Da haben wir Solothurner die Fassade dank dem Auftritt an der Olma wieder mal gehörig aufpoliert und schon folgt der nächste Dämpfer. Das scheint unser Los zu sein: In den nationalen Hitlisten schaffen wir es selten über das Mittelfeld hinaus. Zuweilen kommt es auch knüppeldick und wir dümpeln am Schwanz herum. So wie die drei Eidgenossen Stefan Müller, Philipp Hadorn und mit der hellroten Laterne Urs Schläfli.

Immerhin, nebst den drei Flops, notieren wir zwei Tops: Pirmin Bischof und Kurt Fluri.
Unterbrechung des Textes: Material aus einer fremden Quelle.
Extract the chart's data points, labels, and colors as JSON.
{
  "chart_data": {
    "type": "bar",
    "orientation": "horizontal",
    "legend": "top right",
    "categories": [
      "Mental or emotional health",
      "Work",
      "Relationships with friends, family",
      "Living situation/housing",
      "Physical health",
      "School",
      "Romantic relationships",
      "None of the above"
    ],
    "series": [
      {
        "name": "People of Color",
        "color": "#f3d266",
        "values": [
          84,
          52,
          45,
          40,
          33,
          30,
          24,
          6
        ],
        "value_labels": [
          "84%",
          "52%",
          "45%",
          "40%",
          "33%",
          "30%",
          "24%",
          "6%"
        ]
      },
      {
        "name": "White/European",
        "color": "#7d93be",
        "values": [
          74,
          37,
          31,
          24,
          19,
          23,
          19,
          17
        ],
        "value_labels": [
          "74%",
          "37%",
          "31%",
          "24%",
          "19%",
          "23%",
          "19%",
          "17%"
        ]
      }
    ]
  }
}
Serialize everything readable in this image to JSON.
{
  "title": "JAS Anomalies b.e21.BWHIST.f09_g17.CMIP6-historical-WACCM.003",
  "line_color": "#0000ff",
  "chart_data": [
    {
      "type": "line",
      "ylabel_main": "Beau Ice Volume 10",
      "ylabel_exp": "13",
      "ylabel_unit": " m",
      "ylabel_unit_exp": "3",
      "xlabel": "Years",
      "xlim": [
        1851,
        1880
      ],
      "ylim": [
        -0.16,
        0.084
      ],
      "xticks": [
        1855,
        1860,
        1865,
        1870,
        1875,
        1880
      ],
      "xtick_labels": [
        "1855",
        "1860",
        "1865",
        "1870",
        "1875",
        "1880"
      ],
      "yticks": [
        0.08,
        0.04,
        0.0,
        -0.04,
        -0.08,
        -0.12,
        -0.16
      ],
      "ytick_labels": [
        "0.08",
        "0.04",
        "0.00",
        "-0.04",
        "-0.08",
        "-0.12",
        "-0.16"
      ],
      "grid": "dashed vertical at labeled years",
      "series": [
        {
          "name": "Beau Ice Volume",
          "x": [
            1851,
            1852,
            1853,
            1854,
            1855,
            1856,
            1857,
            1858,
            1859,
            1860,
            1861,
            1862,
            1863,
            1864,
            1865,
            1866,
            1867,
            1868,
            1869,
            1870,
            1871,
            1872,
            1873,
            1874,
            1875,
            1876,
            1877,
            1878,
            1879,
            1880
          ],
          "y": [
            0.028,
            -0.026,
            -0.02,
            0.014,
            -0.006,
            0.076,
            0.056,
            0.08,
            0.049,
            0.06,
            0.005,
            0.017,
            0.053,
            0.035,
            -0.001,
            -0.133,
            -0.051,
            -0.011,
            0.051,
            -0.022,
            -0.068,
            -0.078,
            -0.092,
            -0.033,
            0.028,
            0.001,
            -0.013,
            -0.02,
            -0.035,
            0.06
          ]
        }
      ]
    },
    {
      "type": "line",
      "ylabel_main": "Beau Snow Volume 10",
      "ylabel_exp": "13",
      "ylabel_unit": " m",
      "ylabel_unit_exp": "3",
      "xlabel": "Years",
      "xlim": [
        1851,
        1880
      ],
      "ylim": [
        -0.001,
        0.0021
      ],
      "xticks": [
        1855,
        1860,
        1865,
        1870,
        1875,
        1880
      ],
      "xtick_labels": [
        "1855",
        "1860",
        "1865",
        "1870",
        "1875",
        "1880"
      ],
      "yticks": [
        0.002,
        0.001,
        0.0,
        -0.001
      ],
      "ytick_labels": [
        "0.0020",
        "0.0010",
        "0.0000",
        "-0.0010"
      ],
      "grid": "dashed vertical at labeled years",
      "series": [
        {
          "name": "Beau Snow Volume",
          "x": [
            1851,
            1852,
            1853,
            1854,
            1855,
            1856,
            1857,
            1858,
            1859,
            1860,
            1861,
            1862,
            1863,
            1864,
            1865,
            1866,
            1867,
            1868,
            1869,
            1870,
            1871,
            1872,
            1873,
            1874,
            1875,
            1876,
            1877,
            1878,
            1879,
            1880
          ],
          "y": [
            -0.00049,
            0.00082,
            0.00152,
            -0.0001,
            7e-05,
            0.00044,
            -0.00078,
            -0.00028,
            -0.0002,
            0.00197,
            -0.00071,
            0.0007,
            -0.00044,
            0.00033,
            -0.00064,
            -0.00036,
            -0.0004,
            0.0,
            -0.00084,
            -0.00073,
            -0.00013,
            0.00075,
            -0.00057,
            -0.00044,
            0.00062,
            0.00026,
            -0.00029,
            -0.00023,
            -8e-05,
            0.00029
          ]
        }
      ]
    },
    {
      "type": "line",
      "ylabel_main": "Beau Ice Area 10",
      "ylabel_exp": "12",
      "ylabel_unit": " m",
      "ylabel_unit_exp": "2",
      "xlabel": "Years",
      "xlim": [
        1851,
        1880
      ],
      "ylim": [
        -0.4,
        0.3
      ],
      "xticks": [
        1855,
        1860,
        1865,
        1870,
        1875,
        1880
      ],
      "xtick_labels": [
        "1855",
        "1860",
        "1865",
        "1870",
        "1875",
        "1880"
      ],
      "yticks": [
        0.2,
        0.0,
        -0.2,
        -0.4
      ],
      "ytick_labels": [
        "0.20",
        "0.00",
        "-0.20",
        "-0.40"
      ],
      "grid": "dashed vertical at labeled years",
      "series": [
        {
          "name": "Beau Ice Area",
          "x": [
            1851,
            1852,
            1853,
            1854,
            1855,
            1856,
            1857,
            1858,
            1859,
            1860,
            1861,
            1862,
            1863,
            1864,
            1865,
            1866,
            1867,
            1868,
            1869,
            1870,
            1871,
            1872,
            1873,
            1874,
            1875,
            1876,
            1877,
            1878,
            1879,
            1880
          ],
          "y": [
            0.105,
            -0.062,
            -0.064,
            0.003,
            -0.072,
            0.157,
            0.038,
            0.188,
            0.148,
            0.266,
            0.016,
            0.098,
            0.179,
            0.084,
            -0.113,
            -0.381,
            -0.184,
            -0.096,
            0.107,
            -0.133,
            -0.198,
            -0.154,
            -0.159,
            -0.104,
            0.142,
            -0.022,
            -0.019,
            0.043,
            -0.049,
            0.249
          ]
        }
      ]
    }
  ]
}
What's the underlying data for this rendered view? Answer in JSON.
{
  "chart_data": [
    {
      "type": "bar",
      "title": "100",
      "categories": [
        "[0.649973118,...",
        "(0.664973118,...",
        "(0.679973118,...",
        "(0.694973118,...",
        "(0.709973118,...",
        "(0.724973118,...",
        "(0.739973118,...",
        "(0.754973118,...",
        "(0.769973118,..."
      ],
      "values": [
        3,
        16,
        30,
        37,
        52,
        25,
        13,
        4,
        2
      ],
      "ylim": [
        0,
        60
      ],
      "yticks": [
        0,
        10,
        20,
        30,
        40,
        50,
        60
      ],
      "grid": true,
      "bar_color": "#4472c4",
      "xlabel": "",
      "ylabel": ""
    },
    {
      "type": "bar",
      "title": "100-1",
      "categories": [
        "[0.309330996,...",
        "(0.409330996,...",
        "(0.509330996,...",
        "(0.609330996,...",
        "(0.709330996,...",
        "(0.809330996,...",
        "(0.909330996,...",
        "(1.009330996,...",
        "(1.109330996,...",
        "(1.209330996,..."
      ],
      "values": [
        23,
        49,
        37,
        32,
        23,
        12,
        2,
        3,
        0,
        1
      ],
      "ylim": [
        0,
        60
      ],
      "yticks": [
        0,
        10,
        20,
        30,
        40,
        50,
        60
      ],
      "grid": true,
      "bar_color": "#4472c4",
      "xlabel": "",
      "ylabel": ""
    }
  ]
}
Ein medial vermitteltes Heureka? Ach wo. Die aktuelle Auflistung bestätigt bloss, was jeder halbwegs interessierte Politbeobachter aus dem Bauch heraus hätte aufzählen können.

Nun, Solothurn wird bekanntlich einen Nationalratssitz verlieren. CVP-Mann Schläfli wird sich etwas einfallen lassen müssen, sonst wird er künftig nicht mehr auf Staatskosten Helikopter fliegen dürfen – wie er seine prägendsten Berner Eindrücke auch schon umschrieben hat.